After shooting a bogey,double-bogey on the 14th and 15th holes on the final day of the US Open sectional qualifying at the Emerald Valley Golf Course in Eugene, Brandon McIver’s hopes of playing in the US Open at Pinehurst, N.C. seemed to be dashed. He finished just one stroke shy of an automatic bid at the tournament’s end and was the first alternate coming out of Eugene and the third alternate overall.
However, McIver’s luck quickly changed after receiving a phone call Sunday from the United States Golf Association, notifying him that he would be playing at the Pinehurst Resort and Country Club for the 114th installation of the US Open.
“I was just ecstatic,” McIver told Goducks.com.
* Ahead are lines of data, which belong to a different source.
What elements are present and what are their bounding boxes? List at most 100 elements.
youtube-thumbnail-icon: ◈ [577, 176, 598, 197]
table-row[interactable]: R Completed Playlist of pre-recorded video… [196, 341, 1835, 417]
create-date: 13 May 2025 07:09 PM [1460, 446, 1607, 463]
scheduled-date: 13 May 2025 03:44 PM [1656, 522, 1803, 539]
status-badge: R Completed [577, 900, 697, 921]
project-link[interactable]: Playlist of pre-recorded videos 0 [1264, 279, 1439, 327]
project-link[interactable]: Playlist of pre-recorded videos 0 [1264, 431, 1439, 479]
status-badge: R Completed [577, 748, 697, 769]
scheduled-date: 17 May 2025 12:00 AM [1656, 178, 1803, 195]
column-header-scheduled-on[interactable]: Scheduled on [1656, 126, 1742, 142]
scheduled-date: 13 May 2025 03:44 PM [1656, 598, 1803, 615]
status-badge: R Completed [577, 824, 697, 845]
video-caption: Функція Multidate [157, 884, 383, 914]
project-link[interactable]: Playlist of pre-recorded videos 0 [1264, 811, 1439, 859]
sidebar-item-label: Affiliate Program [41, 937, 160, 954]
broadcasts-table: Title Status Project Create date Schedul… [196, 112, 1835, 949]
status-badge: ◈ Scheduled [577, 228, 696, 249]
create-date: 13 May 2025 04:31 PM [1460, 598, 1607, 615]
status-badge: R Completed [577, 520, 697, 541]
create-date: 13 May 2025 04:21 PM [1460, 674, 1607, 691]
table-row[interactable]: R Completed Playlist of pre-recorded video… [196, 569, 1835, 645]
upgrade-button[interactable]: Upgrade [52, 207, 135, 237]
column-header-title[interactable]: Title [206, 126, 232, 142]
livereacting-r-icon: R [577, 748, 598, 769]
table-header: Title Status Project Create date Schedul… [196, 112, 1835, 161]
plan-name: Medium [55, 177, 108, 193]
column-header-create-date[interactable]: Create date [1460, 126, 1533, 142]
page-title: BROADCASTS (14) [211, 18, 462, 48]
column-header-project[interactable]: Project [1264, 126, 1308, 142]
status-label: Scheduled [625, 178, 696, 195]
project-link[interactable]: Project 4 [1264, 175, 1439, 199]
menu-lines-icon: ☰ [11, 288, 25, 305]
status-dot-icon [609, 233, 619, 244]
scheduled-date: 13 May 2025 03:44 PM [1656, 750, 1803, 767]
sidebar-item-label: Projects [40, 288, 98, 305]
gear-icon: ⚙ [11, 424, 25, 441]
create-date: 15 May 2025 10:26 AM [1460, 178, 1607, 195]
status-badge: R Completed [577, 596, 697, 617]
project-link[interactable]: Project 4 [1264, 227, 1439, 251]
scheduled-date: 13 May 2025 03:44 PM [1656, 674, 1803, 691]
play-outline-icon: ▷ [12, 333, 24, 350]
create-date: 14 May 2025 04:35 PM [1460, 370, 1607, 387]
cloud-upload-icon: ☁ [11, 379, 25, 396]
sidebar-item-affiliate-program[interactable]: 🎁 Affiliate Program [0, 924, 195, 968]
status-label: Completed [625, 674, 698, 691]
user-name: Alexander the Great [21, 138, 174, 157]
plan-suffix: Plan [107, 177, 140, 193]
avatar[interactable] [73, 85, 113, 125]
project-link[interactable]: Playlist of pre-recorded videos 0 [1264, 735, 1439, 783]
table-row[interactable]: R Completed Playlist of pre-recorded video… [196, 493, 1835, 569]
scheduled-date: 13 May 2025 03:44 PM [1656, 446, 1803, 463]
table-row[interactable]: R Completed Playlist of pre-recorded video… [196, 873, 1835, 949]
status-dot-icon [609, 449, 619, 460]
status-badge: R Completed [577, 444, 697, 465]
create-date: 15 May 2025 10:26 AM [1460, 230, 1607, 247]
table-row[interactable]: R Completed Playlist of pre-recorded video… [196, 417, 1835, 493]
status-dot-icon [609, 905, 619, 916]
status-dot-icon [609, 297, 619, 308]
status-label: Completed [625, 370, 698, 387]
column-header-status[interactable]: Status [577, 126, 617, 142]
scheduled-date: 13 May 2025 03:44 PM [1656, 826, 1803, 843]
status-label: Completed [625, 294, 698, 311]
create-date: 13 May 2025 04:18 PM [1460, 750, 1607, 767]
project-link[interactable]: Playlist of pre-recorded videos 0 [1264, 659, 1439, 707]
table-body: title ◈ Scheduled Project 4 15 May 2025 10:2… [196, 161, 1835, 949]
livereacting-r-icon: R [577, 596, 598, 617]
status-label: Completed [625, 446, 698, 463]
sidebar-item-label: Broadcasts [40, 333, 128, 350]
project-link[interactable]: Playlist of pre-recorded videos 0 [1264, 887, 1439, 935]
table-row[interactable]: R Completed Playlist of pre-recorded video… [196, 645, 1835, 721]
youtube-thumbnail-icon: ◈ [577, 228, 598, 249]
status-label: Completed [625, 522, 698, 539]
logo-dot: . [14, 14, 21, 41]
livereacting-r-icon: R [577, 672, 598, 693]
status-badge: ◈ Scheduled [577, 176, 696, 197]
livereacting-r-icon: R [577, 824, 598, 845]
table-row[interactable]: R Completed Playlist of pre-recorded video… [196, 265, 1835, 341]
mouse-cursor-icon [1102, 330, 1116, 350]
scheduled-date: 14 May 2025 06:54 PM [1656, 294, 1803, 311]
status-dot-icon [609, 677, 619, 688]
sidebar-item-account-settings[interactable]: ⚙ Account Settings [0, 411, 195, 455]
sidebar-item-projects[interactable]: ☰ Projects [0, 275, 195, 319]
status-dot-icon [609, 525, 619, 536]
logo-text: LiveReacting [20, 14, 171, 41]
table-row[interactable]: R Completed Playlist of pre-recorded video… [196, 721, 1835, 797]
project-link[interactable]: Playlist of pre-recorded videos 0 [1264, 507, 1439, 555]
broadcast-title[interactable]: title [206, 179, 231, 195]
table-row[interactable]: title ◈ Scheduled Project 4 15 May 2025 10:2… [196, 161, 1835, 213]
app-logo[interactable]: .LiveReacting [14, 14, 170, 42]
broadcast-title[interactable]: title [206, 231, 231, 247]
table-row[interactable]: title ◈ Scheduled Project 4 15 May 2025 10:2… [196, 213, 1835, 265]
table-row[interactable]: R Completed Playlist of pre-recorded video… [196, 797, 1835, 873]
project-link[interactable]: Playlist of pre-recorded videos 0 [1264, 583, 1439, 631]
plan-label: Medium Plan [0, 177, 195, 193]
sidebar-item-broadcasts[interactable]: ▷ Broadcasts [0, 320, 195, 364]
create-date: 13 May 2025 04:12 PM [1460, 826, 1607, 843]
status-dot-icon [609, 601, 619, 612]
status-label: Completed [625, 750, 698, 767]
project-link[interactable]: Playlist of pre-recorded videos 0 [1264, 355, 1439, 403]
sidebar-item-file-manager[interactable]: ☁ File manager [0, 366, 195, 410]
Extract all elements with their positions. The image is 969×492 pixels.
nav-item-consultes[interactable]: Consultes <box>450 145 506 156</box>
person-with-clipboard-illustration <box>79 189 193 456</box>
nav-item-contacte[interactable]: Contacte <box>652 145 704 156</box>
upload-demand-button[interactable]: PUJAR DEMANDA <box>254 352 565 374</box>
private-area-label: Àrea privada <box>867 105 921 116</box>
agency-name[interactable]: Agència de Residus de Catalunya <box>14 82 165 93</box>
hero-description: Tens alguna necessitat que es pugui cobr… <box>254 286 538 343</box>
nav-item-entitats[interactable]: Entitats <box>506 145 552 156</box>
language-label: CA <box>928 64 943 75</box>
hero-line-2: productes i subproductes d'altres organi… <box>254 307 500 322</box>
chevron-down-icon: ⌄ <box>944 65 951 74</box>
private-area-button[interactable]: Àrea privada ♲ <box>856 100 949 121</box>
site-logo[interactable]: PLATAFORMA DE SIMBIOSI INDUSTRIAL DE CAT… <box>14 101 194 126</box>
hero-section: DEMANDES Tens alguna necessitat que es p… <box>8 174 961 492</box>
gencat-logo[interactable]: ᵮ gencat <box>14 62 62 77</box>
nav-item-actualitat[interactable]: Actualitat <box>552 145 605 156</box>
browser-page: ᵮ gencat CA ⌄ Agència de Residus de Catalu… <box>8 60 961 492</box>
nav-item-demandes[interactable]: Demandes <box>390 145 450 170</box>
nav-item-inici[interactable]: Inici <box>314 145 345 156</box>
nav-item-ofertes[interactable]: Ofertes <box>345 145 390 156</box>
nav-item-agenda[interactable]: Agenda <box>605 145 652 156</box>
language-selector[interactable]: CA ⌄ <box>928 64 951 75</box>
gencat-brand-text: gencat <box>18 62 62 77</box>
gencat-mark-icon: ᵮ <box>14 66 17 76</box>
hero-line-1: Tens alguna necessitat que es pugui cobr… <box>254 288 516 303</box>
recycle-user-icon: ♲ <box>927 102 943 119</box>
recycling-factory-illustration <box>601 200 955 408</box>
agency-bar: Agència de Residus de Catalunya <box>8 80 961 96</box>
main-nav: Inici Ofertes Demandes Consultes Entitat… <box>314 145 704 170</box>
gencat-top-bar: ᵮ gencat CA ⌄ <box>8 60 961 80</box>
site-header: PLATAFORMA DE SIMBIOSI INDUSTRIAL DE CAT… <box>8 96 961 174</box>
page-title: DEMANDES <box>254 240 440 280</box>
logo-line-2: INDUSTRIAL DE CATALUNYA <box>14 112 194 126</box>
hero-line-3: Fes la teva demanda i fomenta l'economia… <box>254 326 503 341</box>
The Billings, Mont. native will become the first active Oregon golfer under Casey Martin to play in the US Open and is also the first, current or former Duck, to play in the open since Ben Crane did it in 2012.
The junior earned this opportunity after only one player from the PGA Tour and European Tour received an exemption to play at the tournament by virtue of the latest world rankings. He will be in good company as well, with Stanford’s Cameron Wilson, the 2014 NCAA Men’s Golf Medalist, joining him.
Not only that, McIver is paired with Maverick McNealy of Stanford and Smylie Kaufman, a recent graduate of LSU who was at the NCAA Championships with both McIver and Nealy. The group is scheduled to tee off on Thursday, June 12, at 5:46 a.m. (PDT).
Van Williams, a native of North Carolina and a first year assistant as Oregon’s golf coach, will be in Pinehurst with the McIver along with Jake Hedge, who will serve as his caddie.
Evidently so, McIver will be in a different realm than he is used to as the this week’s practice rounds begin. Playing in one of the major tournaments on the PGA Tour, McIver, along with 11 other amateurs, will be in a field full of the best golfers in the world.
“We’re just thrilled and excited for Brandon,” head coach Casey Martin said to Goducks.com. “It’s an incredible opportunity, a once in a lifetime opportunity. Regardless of how he does, he’ll become a better golfer having competed in the U.S. Open.”